Dell's sales revenue falls; slow growth predicted
Updated: 2011-11-17 07:56
SAN FRANCISCO - Dell Inc, the third-largest maker of personal computers, missed third-quarter revenue estimates after walking away from $2 billion in potential PC sales to focus on more profitable technology.
The Texas-based company gave up billions in "low-value" PC opportunities because it wanted to preserve margins, Vice-Chairman Jeff Clarke told analysts on Tuesday. That contributed to revenue declining to $15.37 billion in the period, from $15.39 billion a year earlier. Analysts had projected $15.7 billion.
While Dell beat profit estimates for the third quarter, the company told investors to expect slower sales growth for the rest of the year. Dell is increasingly opting to sidestep the low end of the market in favor of servers, services and networking equipment.
"They walked away from unprofitable business," said Jayson Noland, an analyst at Robert W. Baird. "It sounds like HP got really aggressive on pricing."
Third-quarter net income rose to $893 million, or 49 cents a share, from $822 million, or 42 cents, a year earlier. Excluding some costs, profit was 54 US cents a share, topping the 47 cent estimate.
'A bit lighter'
Slow consumer sales in the United States and Western Europe and weak orders from the federal government hurt demand last quarter, Dell Chief Financial Officer Brian Gladden said in an interview.
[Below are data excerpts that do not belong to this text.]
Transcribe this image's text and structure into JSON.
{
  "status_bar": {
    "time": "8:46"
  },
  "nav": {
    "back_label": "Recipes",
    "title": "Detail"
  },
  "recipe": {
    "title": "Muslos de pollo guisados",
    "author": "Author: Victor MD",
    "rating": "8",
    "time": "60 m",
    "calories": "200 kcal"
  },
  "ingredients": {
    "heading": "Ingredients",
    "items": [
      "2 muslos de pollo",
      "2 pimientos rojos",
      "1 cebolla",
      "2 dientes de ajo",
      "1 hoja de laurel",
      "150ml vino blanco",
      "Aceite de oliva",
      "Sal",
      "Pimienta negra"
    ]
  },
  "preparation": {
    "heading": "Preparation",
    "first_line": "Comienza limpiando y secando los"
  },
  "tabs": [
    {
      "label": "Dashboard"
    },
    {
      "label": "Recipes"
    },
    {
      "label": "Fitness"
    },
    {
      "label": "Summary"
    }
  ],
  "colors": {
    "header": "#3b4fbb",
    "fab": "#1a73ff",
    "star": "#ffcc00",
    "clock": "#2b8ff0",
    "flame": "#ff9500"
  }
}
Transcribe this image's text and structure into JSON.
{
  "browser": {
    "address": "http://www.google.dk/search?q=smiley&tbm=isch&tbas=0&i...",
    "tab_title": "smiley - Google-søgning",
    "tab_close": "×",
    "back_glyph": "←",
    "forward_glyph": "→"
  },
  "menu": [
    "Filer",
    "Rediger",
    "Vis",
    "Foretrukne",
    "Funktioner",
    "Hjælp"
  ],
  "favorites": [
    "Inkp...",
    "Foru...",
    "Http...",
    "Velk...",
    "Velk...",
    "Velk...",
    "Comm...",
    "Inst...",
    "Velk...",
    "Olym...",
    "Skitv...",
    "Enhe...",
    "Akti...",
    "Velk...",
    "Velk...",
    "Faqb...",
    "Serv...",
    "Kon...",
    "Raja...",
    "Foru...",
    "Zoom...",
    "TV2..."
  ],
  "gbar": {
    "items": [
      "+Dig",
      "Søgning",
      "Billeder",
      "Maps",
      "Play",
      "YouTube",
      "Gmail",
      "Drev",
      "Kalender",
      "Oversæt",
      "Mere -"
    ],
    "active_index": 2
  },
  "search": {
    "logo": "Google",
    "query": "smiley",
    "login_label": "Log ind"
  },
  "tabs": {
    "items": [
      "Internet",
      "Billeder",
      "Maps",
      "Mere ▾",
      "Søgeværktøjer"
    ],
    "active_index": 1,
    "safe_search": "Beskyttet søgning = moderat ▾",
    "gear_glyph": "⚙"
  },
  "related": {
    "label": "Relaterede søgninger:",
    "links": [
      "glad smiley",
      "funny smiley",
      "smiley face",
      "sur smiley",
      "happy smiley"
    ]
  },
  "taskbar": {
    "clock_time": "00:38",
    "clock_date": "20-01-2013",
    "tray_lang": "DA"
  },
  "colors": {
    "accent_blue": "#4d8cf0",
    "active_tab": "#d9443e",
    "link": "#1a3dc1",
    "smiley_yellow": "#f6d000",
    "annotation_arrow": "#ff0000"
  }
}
"The revenue did come in a bit lighter than expected," he said. The company is "pruning" its product line to focus on more profitable areas, he said. Dell's sales of servers and networking gear rose 13 percent during the quarter, and services increased 10 percent, while revenue from desktop and laptop computers fell.
Total revenue will increase 1 to 5 percent this fiscal year, which ends in January, Dell said. Growth is "trending" to the lower end of that range, the company said. Analysts had predicted sales growth of 2 percent.
While the flooding in Thailand may result in higher disk-drive costs, lower memory-chip prices are helping PC makers rein in expenses, said Chris Whitmore, an analyst at Deutsche Bank AG.
"Memory pricing has just been fantastic for the box makers," said Whitmore, who recommends buying Dell shares.
Under Chief Executive Officer Michael Dell, the company is winnowing its line of consumer products and focusing on small and medium-size businesses and government agencies, which account for more than half its sales. Dell now ranks behind Hewlett-Packard and Lenovo Group Ltd in the PC industry, after leading the market as recently as 2006.
The company plans to keep making acquisitions to expand in hardware and software for corporate and government data centers, its CEO said last month.
The company also is increasing research-and-development spending as it integrates enterprise-computing companies it's acquired, the CEO said. R&D outlays on an annual basis are approaching $1 billion, he said. In the previous fiscal year, Dell spent $661 million.
"This is a new Dell," he said. "In a $3 trillion industry, there's plenty of opportunity for us to grow."